While serving as interim borough manager, Finance Director Mason Villarma will make $10,000 per month in addition to his regular monthly base salary of just under $10,000 per month.
As interim deputy borough manager, Clerk Kim Lane will receive an additional $2,700 per month. Lane already serves as “acting” borough manager if the borough manager is unavailable, and her amended contract adds the same amount to her monthly paycheck that she would make as acting manager.
Both contracts take effect Nov. 1 and expire June 30, 2024, or as soon as a new manager is hired and trained.
The borough assembly selected Villarma and Lane for the interim positions during an executive session Oct. 10 and approved their updated contracts at its Oct. 24 meeting. Mayor Patty Gilbert and Vice Mayor David Powell negotiated the positions’ salaries and duties.
“We looked into this quite a bit and I figure we’re saving money,” Powell said Oct. 24. “It’s going to cost us no matter what to have an interim borough manager.”
By tapping Villarma and Lane for the work, the borough can “(keep) our projects moving along “instead of “having an interim borough manager from AML (the Alaska Municipal League), which would just keep our doors open,” he continued. “This is a big benefit to us to keep our projects moving, keep it in-house.”
Borough Manager Jeff Good submitted his resignation in September, effective Jan. 1, though he will take a significant amount of leave from the position over the next couple of months.

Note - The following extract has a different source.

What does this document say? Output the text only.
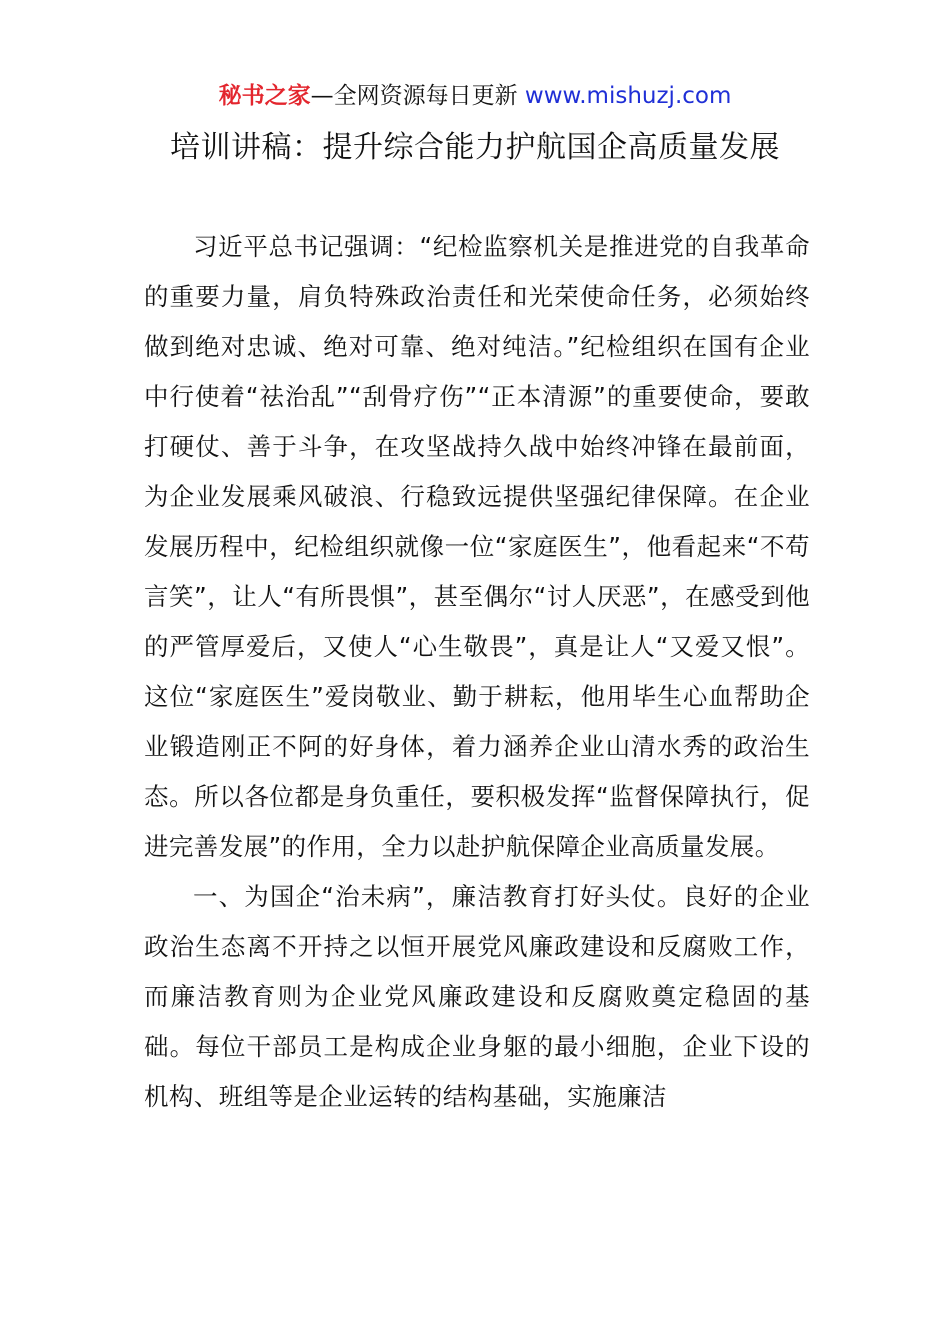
秘书之家—全网资源每日更新 www.mishuzj.com
培训讲稿：提升综合能力护航国企高质量发展

习近平总书记强调：“纪检监察机关是推进党的自我革命的重要力量，肩负特殊政治责任和光荣使命任务，必须始终做到绝对忠诚、绝对可靠、绝对纯洁。”纪检组织在国有企业中行使着“祛治乱”“刮骨疗伤”“正本清源”的重要使命，要敢打硬仗、善于斗争，在攻坚战持久战中始终冲锋在最前面，为企业发展乘风破浪、行稳致远提供坚强纪律保障。在企业发展历程中，纪检组织就像一位“家庭医生”，他看起来“不苟言笑”，让人“有所畏惧”，甚至偶尔“讨人厌恶”，在感受到他的严管厚爱后，又使人“心生敬畏”，真是让人“又爱又恨”。这位“家庭医生”爱岗敬业、勤于耕耘，他用毕生心血帮助企业锻造刚正不阿的好身体，着力涵养企业山清水秀的政治生态。所以各位都是身负重任，要积极发挥“监督保障执行，促进完善发展”的作用，全力以赴护航保障企业高质量发展。

一、为国企“治未病”，廉洁教育打好头仗。良好的企业政治生态离不开持之以恒开展党风廉政建设和反腐败工作，而廉洁教育则为企业党风廉政建设和反腐败奠定稳固的基础。每位干部员工是构成企业身躯的最小细胞，企业下设的机构、班组等是企业运转的结构基础，实施廉洁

In 2021, when then-Manager Lisa Von Bargen resigned, the borough considered turning to AML for a temporary replacement. Staff found that an interim borough manager from AML would cost between $10,000 and $13,000 per month, plus lodging, food and transportation costs for the length of their tenure, according to Gilbert. Most interims available through AML are retired former managers.
The current market for an interim manager, according to Villarma, is in the $15,000 to $18,000 range per month.

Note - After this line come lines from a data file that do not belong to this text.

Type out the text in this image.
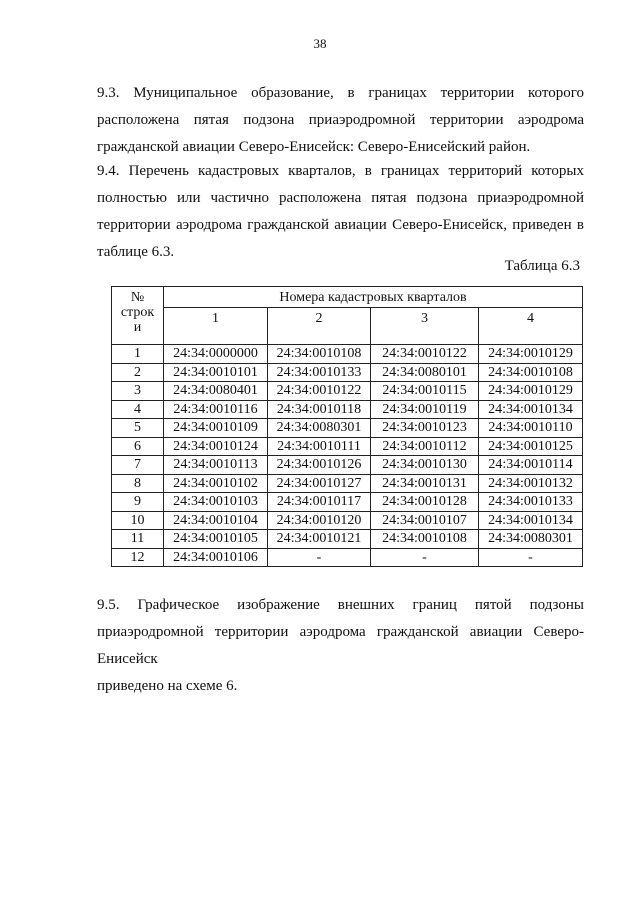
38
9.3. Муниципальное образование, в границах территории которого
расположена пятая подзона приаэродромной территории аэродрома
гражданской авиации Северо-Енисейск: Северо-Енисейский район.
9.4. Перечень кадастровых кварталов, в границах территорий которых
полностью или частично расположена пятая подзона приаэродромной
территории аэродрома гражданской авиации Северо-Енисейск, приведен в
таблице 6.3.
Таблица 6.3
№
строк
и	Номера кадастровых кварталов			
	1	2	3	4
1	24:34:0000000	24:34:0010108	24:34:0010122	24:34:0010129
2	24:34:0010101	24:34:0010133	24:34:0080101	24:34:0010108
3	24:34:0080401	24:34:0010122	24:34:0010115	24:34:0010129
4	24:34:0010116	24:34:0010118	24:34:0010119	24:34:0010134
5	24:34:0010109	24:34:0080301	24:34:0010123	24:34:0010110
6	24:34:0010124	24:34:0010111	24:34:0010112	24:34:0010125
7	24:34:0010113	24:34:0010126	24:34:0010130	24:34:0010114
8	24:34:0010102	24:34:0010127	24:34:0010131	24:34:0010132
9	24:34:0010103	24:34:0010117	24:34:0010128	24:34:0010133
10	24:34:0010104	24:34:0010120	24:34:0010107	24:34:0010134
11	24:34:0010105	24:34:0010121	24:34:0010108	24:34:0080301
12	24:34:0010106	-	-	-
9.5. Графическое изображение внешних границ пятой подзоны
приаэродромной территории аэродрома гражданской авиации Северо-Енисейск
приведено на схеме 6.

“It starts to add up,” said Gilbert.
Though Villarma acknowledged that he would likely not be working double the hours after his compensation doubles, “the workload will double,” he said, and feels that the raise is “commensurate to the tasks.”
The pay raise is “a drop in the bucket when you consider the forward momentum we could have,” he said.
Ideally, he added, he will revert to his finance director contract in a few months, once the borough finds a replacement manager.
His monthly interim contract is $1,000 greater than Good received when he served as interim manager from Nov. 1, 2021, to mid-January 2022.
For Assembly Member Jim DeBord, the cost of the opportunities the borough might lose if it hired an external interim manager far outweighs Villarma’s monthly compensation, especially after considering his track record as finance director.
The contracts for the interim manager and deputy manager were negotiated together, Lane explained in an email, and she received the amount that she requested in the negotiation.